Kariyerime Venedik Güzel Sanatlar Akademisi’nden mezun olduktan hemen sonra yerel firmalarla hızlı işbirlikleri kurarak başladım. Çeşitli üretim atölyeleri ve laboratuvarlarıyla yakın çalışmam, teorik bilgilerimi pratik deneyimlerle geliştirmemi sağladı. Üretim sistemleri ve süreçlerine ilişkin bu içgörü, potansiyel sınırlamaların üstesinden gelerek projeleri yalnızca taslak hazırlamanın ötesinde aktif olarak yönetmeme ve yönlendirmeme olanak sağladı.
Tasarım felsefenizi nasıl tanımlarsınız ve projelerinizde hangi temel ilkelere bağlı kalıyorsunuz?
Malzemeleri, özelliklerini ve onları işlemek için kullanılan teknolojileri araştırmaktan keyif alıyorum. Bununla birlikte, her tasarım projesinin, belirli bir kullanıcı için belirli bir zamanda, şirketin benzersiz ihtiyaçlarını özel olarak karşılaması gerektiğine inanıyorum. Çeşitli projelere tek bir stil empoze etmek yerine, bir tasarımcı olarak benim felsefem, her şirketin farklı gereksinimlerine ve pazar zorluklarına yanıt vermek için tutarlı özveri ve titizlik uygulamaya öncelik vermektir.
İyi ürün tasarımı estetik, işlevsellik, tekrarlanabilirlik, maliyet ve çevresel sürdürülebilirliği dengelemelidir. Hem ürünü hem de pazardaki rekabet gücünü yenilemek ve geliştirmek için çabalarken, bunlar tasarımlarımı yönlendiren temel ilkelerdir.
Kariyerinizde plastik ürünler tasarlamaktan mermer ve doğal malzemelerle çalışmaya geçiş sürecinize dair biraz bilgi verebilir misiniz? Bu değişimin ardındaki temel motivasyon neydi?
Her zaman hem yapay hem de doğal çeşitli malzemelerle çalıştım ve her birinin deneyler için benzersiz ve ilginç bir dünya olduğunu düşünüyorum. Başlangıçta doğal taş sektörüyle ilgilenmedim, çünkü bölgemdeki tasarıma ilgi azdı ve bu sektörle ilk bağlantı kurma girişimlerim erken ve sonuçsuz kaldı. Kuzey İtalya’daki taş şirketleri arasındaki ilgi, standart döşeme karolarının üretimindeki talep ve kar marjlarındaki düşüş nedeniyle ancak 2000’li yıllarda başladı.

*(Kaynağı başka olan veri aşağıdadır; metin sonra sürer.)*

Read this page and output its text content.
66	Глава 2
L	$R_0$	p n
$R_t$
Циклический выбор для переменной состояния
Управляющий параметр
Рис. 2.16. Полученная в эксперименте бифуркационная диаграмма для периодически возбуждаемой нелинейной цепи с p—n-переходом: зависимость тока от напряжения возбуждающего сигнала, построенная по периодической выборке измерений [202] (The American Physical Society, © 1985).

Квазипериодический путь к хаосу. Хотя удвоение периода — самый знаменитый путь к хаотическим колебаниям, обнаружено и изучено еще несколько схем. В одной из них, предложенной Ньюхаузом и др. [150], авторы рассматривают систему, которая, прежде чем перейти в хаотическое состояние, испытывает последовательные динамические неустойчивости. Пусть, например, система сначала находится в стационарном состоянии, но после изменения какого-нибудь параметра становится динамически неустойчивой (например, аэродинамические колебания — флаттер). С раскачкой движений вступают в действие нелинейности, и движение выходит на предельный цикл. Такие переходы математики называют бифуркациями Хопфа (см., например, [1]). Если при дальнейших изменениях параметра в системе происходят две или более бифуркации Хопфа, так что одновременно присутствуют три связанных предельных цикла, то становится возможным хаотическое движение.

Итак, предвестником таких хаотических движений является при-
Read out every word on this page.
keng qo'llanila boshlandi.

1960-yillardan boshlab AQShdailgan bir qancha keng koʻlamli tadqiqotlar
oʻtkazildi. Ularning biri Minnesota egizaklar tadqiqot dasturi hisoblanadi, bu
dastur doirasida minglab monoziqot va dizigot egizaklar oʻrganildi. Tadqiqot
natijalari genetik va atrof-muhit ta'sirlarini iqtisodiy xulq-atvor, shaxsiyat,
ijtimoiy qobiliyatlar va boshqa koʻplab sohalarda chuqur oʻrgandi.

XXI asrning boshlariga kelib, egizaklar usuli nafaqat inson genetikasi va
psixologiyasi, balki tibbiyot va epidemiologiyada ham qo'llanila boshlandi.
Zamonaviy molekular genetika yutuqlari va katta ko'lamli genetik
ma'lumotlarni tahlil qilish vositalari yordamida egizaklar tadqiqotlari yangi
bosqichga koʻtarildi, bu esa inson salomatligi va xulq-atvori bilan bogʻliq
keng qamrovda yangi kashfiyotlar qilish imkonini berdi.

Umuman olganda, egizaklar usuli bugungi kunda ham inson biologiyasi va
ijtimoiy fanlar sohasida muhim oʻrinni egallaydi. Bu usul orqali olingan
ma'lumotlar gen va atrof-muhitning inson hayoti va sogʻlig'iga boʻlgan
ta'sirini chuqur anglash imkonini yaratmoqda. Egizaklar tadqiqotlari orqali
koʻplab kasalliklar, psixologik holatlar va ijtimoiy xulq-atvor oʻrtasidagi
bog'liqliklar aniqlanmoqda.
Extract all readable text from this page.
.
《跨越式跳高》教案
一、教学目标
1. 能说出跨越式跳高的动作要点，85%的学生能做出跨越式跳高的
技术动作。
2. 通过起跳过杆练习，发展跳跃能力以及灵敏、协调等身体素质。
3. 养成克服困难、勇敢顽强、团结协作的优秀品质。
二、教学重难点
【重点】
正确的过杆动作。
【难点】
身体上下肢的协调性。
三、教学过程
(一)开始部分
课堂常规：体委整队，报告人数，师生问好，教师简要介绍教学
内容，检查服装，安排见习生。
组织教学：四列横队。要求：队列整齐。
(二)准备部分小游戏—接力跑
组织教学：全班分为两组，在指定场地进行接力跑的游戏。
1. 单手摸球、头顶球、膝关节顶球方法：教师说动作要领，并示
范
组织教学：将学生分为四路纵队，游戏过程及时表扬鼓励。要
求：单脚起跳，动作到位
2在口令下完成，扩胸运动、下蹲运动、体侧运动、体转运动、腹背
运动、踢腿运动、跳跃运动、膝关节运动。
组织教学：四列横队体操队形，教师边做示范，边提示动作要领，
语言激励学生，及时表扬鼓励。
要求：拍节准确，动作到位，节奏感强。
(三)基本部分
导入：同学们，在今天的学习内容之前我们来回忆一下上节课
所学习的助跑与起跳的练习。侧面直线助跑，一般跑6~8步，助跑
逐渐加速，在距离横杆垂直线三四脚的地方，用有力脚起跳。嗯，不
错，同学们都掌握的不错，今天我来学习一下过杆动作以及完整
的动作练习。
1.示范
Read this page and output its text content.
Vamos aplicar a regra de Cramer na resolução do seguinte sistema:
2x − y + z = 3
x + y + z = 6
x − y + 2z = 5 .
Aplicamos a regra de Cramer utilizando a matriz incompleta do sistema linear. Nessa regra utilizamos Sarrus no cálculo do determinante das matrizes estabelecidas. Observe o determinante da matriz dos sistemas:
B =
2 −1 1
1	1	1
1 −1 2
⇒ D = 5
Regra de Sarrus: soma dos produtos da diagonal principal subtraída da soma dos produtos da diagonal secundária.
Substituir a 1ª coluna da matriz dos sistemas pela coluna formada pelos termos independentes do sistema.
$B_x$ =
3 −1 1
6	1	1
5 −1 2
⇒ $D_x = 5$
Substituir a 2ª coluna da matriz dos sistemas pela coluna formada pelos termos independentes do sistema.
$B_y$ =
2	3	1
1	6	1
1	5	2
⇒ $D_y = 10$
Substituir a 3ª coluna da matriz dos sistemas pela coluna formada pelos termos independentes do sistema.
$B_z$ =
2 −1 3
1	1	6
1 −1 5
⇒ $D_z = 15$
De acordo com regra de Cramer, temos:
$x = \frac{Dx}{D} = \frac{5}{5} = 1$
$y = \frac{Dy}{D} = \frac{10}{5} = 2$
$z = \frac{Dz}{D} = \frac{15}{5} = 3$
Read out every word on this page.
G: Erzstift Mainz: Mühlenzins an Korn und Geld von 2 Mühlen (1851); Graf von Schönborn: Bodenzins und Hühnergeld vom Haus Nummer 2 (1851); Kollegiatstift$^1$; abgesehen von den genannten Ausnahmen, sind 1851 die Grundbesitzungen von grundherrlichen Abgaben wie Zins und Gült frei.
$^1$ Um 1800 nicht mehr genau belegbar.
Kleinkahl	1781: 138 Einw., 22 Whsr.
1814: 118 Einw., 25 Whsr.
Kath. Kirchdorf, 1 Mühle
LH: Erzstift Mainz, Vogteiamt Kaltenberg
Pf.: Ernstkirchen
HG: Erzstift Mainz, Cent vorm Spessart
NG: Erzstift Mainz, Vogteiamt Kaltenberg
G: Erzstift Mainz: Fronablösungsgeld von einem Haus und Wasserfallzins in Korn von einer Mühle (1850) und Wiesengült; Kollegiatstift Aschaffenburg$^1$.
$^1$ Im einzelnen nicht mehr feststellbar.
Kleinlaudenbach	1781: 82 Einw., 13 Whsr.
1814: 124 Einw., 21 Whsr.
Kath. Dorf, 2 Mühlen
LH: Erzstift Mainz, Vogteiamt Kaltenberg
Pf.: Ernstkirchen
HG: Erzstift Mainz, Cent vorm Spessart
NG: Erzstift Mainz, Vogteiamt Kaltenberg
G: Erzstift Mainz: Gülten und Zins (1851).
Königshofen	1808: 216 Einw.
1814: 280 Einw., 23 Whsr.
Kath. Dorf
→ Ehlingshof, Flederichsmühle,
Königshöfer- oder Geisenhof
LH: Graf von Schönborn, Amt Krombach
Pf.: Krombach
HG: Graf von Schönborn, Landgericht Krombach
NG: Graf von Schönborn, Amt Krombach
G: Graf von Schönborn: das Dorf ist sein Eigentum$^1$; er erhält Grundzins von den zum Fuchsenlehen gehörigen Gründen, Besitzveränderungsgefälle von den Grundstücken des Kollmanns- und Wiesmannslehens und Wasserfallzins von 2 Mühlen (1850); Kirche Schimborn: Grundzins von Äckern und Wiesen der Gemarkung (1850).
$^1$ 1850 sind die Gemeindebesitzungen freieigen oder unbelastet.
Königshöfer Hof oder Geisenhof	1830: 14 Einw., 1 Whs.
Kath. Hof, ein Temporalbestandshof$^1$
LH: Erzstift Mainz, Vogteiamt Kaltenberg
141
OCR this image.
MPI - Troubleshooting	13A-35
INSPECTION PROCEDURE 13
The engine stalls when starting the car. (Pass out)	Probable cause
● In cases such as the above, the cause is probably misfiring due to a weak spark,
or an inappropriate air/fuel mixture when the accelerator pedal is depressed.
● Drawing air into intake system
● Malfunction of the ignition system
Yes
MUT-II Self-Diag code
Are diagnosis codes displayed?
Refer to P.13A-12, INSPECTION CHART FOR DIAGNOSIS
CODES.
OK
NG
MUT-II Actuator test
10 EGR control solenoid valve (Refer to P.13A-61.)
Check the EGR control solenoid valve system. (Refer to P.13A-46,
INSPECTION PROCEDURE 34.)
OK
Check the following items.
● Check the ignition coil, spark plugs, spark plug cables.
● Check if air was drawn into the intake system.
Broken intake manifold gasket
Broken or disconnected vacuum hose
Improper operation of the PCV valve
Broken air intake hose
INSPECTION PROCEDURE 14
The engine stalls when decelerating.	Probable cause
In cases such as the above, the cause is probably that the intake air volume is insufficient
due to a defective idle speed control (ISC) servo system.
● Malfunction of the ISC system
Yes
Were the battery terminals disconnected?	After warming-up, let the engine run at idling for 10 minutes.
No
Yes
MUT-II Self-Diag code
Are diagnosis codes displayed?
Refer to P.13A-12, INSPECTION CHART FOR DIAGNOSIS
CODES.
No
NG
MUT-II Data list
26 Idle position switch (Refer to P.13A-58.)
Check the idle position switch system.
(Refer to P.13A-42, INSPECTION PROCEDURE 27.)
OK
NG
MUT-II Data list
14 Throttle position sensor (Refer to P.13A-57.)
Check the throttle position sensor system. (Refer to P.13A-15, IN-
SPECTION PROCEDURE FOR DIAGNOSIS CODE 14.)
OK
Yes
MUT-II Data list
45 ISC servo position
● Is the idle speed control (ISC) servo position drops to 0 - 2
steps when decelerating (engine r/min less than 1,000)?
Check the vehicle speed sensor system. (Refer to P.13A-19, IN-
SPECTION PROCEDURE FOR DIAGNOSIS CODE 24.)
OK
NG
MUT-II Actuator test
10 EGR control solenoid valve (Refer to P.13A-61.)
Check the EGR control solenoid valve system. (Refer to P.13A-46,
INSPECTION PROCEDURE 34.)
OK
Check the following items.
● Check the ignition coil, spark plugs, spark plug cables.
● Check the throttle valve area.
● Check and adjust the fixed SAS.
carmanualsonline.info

Araştırma ve tasarımın bir şirketin büyümesi için gerekli olduğuna ve yalnızca krize yanıt olarak değil, stratejik bir öncelik olması gerektiğine inanıyorum. Sonuçta doğal taşı keşfetmek benim için bir dönüm noktasıydı; Yaygın kullanımına rağmen, beklenmedik özellikler sergileyen diğer şaşırtıcı malzemelerin yanı sıra keşfedilecek ve geliştirilecek yeni nitelikler bulmaya devam ediyorum. Taş dünyası hayranlık kaynağı olmaya devam ediyor.
Sürdürülebilirlik tasarım dünyasında giderek daha önemli hale geliyor. Sürdürülebilirlik ilkesini tasarım süreçlerinize nasıl dahil ediyorsunuz?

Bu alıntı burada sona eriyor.